I didn't find a way to start a mongo console on the shard pods, because they keep crashing. Tell me if you know a way to run the command on them.

miguelaeh commented 3 years ago

It seems that node is propertyl configured as primary:

"stateStr" : "PRIMARY",

So, I think we would need to ensure the shards have that primary configured which address should be mdb01-dev-mongodb-sharded-configsvr-0.mdb01-dev-mongodb-sharded-headless.development.svc.cluster.local:27017. I think that can be checked to get the value of MONGODB_INITIAL_PRIMARY_HOST in the shards. Something like

kubectl exec -it <pod_name> -- env | grep MONGODB_INITIAL_PRIMARY_HOST

should be enough in the shards. You will need to do it before it is restarted again.

francescocambi commented 3 years ago

Hi @miguelaeh , here is the output of the command ‘env | grep MONGODB_INITIAL_PRIMARY_HOST‘ run inside the pod.

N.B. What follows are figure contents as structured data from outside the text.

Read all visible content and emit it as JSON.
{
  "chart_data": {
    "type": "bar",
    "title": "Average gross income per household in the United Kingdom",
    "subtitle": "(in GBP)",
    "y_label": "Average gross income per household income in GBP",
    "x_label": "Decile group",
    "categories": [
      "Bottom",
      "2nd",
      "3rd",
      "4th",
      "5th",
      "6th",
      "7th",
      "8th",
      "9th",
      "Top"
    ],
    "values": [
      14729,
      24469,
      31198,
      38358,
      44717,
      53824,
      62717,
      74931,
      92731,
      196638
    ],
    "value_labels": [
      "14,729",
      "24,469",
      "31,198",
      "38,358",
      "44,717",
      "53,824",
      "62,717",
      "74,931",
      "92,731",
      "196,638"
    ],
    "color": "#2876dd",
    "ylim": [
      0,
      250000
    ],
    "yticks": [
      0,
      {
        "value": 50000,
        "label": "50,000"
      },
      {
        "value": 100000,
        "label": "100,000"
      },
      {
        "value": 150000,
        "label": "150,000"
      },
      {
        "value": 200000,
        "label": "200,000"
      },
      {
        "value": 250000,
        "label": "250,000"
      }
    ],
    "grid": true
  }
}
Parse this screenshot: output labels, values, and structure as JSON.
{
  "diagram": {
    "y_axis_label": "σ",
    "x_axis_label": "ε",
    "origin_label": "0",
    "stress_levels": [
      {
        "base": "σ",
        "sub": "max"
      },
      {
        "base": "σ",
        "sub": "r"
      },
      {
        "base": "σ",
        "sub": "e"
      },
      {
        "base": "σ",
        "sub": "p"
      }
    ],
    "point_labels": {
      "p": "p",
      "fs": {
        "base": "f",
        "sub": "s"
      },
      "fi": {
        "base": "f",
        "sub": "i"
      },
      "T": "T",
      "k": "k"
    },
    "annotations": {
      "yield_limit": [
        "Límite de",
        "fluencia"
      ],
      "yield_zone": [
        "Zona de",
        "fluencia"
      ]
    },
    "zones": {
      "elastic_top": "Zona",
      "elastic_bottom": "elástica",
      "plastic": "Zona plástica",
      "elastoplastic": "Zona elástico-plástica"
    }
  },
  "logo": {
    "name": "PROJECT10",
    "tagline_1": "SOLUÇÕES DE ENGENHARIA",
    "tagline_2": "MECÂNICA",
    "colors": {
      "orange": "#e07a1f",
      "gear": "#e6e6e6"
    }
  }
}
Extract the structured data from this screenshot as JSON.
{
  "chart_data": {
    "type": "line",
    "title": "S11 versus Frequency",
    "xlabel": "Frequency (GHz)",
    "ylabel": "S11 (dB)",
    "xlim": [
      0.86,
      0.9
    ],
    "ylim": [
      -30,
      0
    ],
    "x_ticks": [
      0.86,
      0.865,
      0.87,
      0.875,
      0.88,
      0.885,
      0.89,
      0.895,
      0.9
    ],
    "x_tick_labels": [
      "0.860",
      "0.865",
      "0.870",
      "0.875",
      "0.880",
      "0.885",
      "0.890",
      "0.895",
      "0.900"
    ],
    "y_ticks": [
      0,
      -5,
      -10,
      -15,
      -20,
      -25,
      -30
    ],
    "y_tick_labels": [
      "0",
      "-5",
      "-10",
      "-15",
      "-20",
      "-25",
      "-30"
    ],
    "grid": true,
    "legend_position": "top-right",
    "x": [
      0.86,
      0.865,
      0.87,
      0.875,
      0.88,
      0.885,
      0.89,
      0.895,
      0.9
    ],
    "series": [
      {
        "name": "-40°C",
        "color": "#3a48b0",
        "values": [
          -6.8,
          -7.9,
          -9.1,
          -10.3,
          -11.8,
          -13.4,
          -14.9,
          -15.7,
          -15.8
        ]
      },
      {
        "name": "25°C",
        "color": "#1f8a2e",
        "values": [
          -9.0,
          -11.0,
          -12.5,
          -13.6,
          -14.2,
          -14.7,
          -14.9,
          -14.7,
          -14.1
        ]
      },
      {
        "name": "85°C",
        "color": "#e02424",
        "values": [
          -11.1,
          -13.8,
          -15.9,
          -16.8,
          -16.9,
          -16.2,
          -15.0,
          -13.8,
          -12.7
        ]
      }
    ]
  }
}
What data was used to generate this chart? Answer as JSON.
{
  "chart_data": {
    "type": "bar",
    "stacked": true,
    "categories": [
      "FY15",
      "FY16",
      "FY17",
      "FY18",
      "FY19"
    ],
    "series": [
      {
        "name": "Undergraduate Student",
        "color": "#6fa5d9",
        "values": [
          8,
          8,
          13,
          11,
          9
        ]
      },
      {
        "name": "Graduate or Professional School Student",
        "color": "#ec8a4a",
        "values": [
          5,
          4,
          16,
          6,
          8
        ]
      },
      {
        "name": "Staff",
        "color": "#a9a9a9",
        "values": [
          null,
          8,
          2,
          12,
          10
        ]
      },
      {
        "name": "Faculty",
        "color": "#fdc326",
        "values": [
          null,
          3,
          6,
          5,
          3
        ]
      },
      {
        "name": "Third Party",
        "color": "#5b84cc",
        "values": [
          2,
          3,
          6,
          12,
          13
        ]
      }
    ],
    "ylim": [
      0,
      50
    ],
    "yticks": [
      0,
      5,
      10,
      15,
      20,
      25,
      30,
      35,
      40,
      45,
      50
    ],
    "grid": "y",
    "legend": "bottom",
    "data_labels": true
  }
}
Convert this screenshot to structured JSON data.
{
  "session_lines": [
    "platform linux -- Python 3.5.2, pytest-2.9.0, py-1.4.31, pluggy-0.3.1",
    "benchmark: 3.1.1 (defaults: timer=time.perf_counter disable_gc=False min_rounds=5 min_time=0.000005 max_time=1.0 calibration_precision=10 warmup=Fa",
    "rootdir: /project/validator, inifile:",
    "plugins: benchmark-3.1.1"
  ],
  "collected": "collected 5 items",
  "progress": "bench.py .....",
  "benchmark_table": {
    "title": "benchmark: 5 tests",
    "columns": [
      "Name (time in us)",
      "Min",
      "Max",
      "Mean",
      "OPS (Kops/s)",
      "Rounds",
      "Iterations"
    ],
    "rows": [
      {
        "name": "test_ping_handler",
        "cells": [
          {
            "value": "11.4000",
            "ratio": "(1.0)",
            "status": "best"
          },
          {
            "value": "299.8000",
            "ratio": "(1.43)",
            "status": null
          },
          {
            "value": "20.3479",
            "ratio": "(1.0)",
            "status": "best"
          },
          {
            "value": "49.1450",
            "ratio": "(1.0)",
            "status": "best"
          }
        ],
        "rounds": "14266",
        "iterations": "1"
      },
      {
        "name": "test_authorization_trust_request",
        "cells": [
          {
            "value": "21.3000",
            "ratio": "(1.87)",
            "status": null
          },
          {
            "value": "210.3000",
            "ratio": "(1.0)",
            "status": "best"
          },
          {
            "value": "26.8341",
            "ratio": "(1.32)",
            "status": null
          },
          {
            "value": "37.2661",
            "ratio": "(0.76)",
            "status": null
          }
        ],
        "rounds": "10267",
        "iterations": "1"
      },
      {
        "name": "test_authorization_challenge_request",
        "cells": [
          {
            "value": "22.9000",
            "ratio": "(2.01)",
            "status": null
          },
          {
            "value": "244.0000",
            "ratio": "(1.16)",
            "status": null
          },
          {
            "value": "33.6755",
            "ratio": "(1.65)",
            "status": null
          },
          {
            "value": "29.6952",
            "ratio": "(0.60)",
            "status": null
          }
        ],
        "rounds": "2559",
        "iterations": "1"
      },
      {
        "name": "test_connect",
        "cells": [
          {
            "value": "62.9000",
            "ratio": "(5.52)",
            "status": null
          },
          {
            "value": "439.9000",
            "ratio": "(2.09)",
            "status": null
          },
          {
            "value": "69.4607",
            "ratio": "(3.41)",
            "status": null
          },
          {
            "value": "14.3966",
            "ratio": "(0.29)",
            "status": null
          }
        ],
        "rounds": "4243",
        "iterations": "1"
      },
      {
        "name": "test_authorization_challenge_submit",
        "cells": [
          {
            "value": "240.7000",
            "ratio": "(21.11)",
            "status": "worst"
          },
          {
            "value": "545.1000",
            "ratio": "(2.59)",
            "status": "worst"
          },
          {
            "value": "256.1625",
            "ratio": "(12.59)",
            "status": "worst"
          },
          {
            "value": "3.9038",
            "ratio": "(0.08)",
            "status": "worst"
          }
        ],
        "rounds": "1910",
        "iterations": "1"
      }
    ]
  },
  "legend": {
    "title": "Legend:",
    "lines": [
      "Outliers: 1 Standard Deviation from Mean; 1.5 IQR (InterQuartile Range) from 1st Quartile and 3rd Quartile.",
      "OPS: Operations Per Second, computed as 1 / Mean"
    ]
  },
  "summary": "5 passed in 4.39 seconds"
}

mdb01-dev-mongodb-sharded-shard0-data-0:/$ env | grep MONGODB_INITIAL_PRIMARY_HOST
MONGODB_INITIAL_PRIMARY_HOST=mdb01-dev-mongodb-sharded-shard0-data-0.mdb01-dev-mongodb-sharded-headless.development.svc.cluster.local

The address seems correct.

miguelaeh commented 3 years ago

Hi @francescocambi , Honestly, I have not much more idea of what to check to get information. The error code 51 seems to be Level 2 halted, which means that your level 2 connection could not be properly set up. If you can't find the solution I would recommend to try to restore the cluster in a new one, for example backing up the volumes using velero to deploy them with a new MongoDB cluster. Probably in that case you will need to delete or edit the information about the rest of nodes

ninja- commented 3 years ago

hmm could it be the case that the healthchecks are killing all cluster nodes before they are able to recover and reach quorum? :thinking:

github-actions[bot] commented 3 years ago

This Issue has been automatically marked as "stale" because it has not had recent activity (for 15 days). It will be closed if no further activity occurs. Thanks for the feedback.

github-actions[bot] commented 3 years ago

Due to the lack of activity in the last 5 days since it was marked as "stale", we proceed to close this Issue. Do not hesitate to reopen it later if necessary.